With the emergence of companies like Uber and Wag, more and more people are supplementing (or replacing) their traditional revenue streams with freelance, contract or seasonal work.
In fact, a recent study from upwork.com revealed that 57.3 million Americans (36 percent of the workforce) earned some or all of their money through freelance activities in 2017. That number is only expected to rise as more and more millennials embrace the flexibility and freedom of the “side gig”.
And while there are many perks to contract work, there are a few pitfalls too. From fluctuating income to saving to tax concerns, navigating these new waters can be tricky. We’ve put together a few ideas on how you can successfully budget when you can’t predict when and how much you will be paid.
Maintain multiple bank accounts. Setting up multiple accounts, each with a specific purpose, is one of the easiest ways to manage irregular income. Think of them as virtual envelopes where you can prepare and plan for upcoming expenses such as taxes, needed computer or software upgrades or even an industry conference you’d like to attend.

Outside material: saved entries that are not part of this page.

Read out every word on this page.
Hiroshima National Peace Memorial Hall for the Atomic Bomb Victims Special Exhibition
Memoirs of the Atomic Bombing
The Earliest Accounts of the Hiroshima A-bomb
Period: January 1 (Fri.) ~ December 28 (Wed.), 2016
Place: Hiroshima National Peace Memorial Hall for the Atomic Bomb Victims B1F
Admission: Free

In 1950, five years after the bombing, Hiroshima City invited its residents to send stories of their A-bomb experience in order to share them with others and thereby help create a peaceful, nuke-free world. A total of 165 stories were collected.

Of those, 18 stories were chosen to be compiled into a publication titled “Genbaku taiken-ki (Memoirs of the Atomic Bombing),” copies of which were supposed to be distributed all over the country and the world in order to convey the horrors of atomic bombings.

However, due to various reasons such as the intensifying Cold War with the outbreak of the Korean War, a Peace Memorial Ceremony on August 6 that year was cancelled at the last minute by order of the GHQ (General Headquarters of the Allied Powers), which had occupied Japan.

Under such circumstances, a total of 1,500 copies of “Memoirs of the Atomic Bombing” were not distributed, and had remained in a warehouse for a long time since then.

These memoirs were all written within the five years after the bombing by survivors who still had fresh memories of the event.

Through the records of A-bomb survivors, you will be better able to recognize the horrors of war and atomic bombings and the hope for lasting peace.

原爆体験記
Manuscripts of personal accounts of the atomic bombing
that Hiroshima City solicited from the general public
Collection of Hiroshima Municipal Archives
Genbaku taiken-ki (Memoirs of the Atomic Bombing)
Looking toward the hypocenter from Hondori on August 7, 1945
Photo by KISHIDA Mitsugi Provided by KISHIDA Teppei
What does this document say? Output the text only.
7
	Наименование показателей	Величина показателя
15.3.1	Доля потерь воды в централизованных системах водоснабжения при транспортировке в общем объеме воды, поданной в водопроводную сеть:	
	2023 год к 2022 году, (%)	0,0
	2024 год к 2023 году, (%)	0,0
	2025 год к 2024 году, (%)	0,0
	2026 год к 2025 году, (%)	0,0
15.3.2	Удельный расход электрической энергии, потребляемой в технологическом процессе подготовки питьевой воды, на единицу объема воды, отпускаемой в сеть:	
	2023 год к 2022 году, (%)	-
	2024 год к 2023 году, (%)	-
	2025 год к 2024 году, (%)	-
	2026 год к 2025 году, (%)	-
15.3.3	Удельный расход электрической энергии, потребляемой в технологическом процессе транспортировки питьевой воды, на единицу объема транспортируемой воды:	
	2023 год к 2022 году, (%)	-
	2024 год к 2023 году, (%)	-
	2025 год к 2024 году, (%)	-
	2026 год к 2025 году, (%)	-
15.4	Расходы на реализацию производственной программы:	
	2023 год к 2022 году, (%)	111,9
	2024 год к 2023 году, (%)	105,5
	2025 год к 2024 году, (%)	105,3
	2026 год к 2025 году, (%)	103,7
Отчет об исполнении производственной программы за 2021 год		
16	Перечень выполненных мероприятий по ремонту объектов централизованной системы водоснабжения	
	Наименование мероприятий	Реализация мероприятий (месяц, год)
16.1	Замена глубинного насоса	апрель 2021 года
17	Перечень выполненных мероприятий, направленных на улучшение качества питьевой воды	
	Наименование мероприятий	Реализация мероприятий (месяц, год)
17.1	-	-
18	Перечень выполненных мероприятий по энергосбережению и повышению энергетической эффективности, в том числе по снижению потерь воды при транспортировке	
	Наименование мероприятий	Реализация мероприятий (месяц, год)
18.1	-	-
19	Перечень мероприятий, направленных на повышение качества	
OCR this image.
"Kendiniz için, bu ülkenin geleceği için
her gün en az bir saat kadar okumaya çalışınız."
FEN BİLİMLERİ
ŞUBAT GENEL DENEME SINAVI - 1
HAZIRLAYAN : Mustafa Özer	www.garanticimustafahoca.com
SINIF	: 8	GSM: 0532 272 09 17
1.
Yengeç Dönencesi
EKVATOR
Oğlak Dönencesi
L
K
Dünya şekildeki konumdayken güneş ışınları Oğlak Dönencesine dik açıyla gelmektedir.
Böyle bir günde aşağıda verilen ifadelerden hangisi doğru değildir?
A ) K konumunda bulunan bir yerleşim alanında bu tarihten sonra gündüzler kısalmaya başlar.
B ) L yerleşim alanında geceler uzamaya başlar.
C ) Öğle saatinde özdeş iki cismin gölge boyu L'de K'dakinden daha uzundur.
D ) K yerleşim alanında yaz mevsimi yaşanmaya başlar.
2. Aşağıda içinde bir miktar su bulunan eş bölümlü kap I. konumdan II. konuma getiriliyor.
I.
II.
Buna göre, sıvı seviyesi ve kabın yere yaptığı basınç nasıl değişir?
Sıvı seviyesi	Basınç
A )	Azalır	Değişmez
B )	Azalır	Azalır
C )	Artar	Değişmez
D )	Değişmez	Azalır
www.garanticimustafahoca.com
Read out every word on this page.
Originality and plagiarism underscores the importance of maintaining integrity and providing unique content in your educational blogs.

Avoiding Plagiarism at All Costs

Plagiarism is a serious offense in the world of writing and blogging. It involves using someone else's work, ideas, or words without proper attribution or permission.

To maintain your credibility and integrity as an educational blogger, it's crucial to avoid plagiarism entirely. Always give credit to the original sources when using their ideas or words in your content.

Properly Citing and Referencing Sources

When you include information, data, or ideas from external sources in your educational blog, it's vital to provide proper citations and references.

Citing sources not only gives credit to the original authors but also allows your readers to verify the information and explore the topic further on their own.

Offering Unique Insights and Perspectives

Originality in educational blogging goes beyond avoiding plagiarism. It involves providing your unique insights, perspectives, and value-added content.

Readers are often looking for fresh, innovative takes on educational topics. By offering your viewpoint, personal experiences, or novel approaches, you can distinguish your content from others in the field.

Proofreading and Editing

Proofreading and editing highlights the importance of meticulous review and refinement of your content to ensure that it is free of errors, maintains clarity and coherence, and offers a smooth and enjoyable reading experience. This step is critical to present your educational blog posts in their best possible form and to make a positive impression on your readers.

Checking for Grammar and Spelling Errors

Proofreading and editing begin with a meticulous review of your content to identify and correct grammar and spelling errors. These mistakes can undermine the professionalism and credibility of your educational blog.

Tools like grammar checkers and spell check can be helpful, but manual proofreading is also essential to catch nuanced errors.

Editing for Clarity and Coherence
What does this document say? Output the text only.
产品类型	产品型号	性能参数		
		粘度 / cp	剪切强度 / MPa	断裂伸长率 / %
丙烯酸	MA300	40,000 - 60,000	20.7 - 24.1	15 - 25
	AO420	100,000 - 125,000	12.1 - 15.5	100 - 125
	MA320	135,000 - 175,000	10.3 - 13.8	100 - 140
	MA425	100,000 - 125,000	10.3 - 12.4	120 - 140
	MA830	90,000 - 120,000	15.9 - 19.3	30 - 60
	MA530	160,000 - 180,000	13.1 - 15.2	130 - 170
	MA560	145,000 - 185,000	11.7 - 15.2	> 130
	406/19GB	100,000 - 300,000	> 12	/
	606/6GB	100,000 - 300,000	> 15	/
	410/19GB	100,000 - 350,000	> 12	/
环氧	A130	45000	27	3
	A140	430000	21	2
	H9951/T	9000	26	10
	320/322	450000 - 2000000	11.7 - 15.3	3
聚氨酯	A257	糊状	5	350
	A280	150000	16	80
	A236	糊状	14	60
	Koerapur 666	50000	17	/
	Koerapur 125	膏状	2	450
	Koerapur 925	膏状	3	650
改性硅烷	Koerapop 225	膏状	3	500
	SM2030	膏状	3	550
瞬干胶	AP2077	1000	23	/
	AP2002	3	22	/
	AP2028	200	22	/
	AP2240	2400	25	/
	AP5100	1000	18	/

Utilize merchant services offered by your bank. Banks such as Southside offer exceptional services designed to help small businesses thrive. And, as a freelance or contract worker, you are your own small business. You can easily add the ability to process credit and debit card transactions, expand your payment options and have funds electronically deposited directly to the account of your choice. These convenient services free up your valuable time, allowing you to pursue more clients and potentially take on more work.
Invoice quickly and efficiently. Never knowing when you will be paid is the single biggest stressor of contract work. By being diligent and thorough in your billing, you are taking ownership of this critical step. Make your terms and conditions clear and consistent and then communicate them to your clients. Many invoicing systems allow clients to submit a payment directly to your bank account and send out payment reminders at consistent intervals.
Pay yourself a regular salary: One of the many reasons to set up multiple bank accounts is that it makes it easier for you to set aside a percentage of each invoice for a specific purpose. For instance, setting aside 25% of each invoice to your tax account. But it’s also important that you pay yourself as well. Schedule a consistent weekly or biweekly transfer from your business checking account to your personal checking account. Consider it your paycheck! By creating this predictable payment rhythm, you should be able to alleviate the stress of waiting to be paid, and you’ll have consistent income whether your freelance work is trending up or down.
The bottom line? More and more people are earning part or all of their income through freelance or contract work. Use these simple steps to help budget with an unpredictable payment cycle.